PSYCHOTHÉRAPIE ENFANTS

l’enfant pré-ado

J’accueille les enfants à partir de 8-9 ans, dans la période entre l’enfance et la préadolescence qui est aujourd’hui beaucoup plus précoce qu’il y a quelques années.

Exceptionnellement, je peux accueillir des enfants plus jeunes, mais uniquement si leur difficulté est liée à des causes extérieures (deuil, harcèlement, maladie sur la durée). Un rapide échange par mail ou par téléphone est possible pour répondre à votre demande.

Sinon, je ne travaille en effet plus avec les enfants de moins de 8 ans car je considère qu’une thérapie familiale est plus pertinente pour eux. Ils sont encore très dépendants de leur système familial et leurs comportements peuvent exprimer, à leur insu, le symptôme d’un mal-être familial (on parle d’enfant symptôme).

La thérapie familiale va aider le système, c’est à dire tous les membres de la famille, ce qui va créer un réajustement encore plus harmonieux pour l’enfant.

Pour les troubles « dys » (dyslexie, dyspraxie, dysphasie … etc) je vous invite à consulter un(e) spécialiste des traitements à visée de rééducation comportementale : psychomotricien(ne), neuropsychologue ou orthophoniste.

Une psychothérapie est indiquée pour l’enfant s’il présente l’un de ces symptômes :

  • cauchemars récurrents
  • peurs inexpliquées et persistantes
  • craintes invalidantes
  • troubles de l’alimentation
  • problèmes de sommeil chroniques
  • bégaiement soudain et inhabituel
  • problèmes scolaires, décrochage
  • douleurs chroniques inexpliquées
  • maux de ventre ou vomissements sans cause médicales
  • difficultés avec les autres enfants (isolement, harcèlement, bouc émissaire)
  • peurs intenses dans certaines situations
  • énurésie, encoprésie
  • comportements agressifs et répétés
  • agitation, hyperactivité
  • plaintes incessantes
  • comportements colériques
  • troubles émotionnels

Comment se déroule une thérapie avec l’enfant ?

Le soutien des parents

Les parents ou au moins l’un des deux doivent être présents à la première séance, de façon à me faire part de ce qui les préoccupent au sujet de leur enfant ainsi que de sa personnalité, son environnement et son histoire de vie.

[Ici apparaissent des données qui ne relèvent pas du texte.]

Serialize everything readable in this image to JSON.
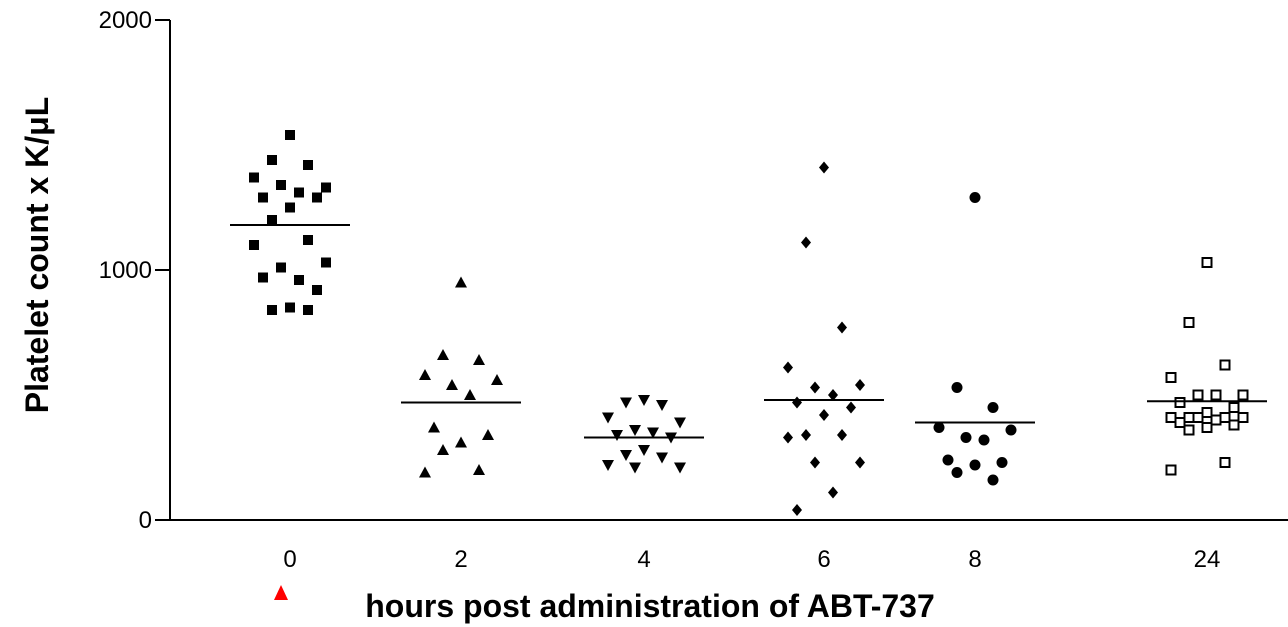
{
  "chart_data": {
    "type": "scatter",
    "subtype": "column-scatter",
    "xlabel": "hours post administration of ABT-737",
    "ylabel": "Platelet count x K/μL",
    "ylim": [
      0,
      2000
    ],
    "yticks": [
      0,
      1000,
      2000
    ],
    "grid": false,
    "categories": [
      "0",
      "2",
      "4",
      "6",
      "8",
      "24"
    ],
    "series": [
      {
        "category": "0",
        "marker": "square",
        "mean": 1180,
        "values": [
          1540,
          1440,
          1420,
          1370,
          1330,
          1340,
          1310,
          1290,
          1290,
          1250,
          1200,
          1120,
          1100,
          1030,
          1010,
          960,
          970,
          920,
          850,
          840,
          840
        ]
      },
      {
        "category": "2",
        "marker": "triangle-up",
        "mean": 470,
        "values": [
          950,
          660,
          640,
          580,
          560,
          540,
          500,
          370,
          340,
          310,
          280,
          200,
          190
        ]
      },
      {
        "category": "4",
        "marker": "triangle-down",
        "mean": 330,
        "values": [
          480,
          470,
          460,
          410,
          390,
          360,
          350,
          340,
          330,
          280,
          260,
          250,
          220,
          210,
          210
        ]
      },
      {
        "category": "6",
        "marker": "diamond",
        "mean": 480,
        "values": [
          1410,
          1110,
          770,
          610,
          540,
          530,
          500,
          470,
          450,
          420,
          340,
          340,
          330,
          230,
          230,
          110,
          40
        ]
      },
      {
        "category": "8",
        "marker": "circle",
        "mean": 390,
        "values": [
          1290,
          530,
          450,
          370,
          360,
          330,
          320,
          240,
          230,
          220,
          190,
          160
        ]
      },
      {
        "category": "24",
        "marker": "open-square",
        "mean": 475,
        "values": [
          1030,
          790,
          620,
          570,
          500,
          500,
          500,
          470,
          450,
          430,
          410,
          410,
          410,
          410,
          410,
          400,
          390,
          380,
          370,
          360,
          230,
          200
        ]
      }
    ],
    "annotations": [
      {
        "type": "marker",
        "shape": "triangle-up",
        "color": "#ff0000",
        "location": "below x-axis near category 0"
      }
    ]
  }
}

Inviter les parents à être impliqués dans la thérapie ne s’apparente pas à une thérapie familiale où toute la famille va être présente pendant les séances. Cela va plutôt passer par des échanges réguliers en début ou en fin de séance, qui vont nous permettre de collaborer ensemble et de pérenniser le travail.

Je constate régulièrement combien l’implication de la famille dans le travail thérapeutique avec l’enfant est fertile car nos échanges aident aussi les parents à comprendre et à se réajuster si nécessaire. De plus, leur engagement permet à l’enfant de sentir soutenu mais aussi d’éviter l’écueil de la stigmatisation (« c’est moi le problème « ) et de la dévalorisation que cela pourrait engendrer si les parents venaient à considérer que l’enfant a un problème ou pire encore, est le problème.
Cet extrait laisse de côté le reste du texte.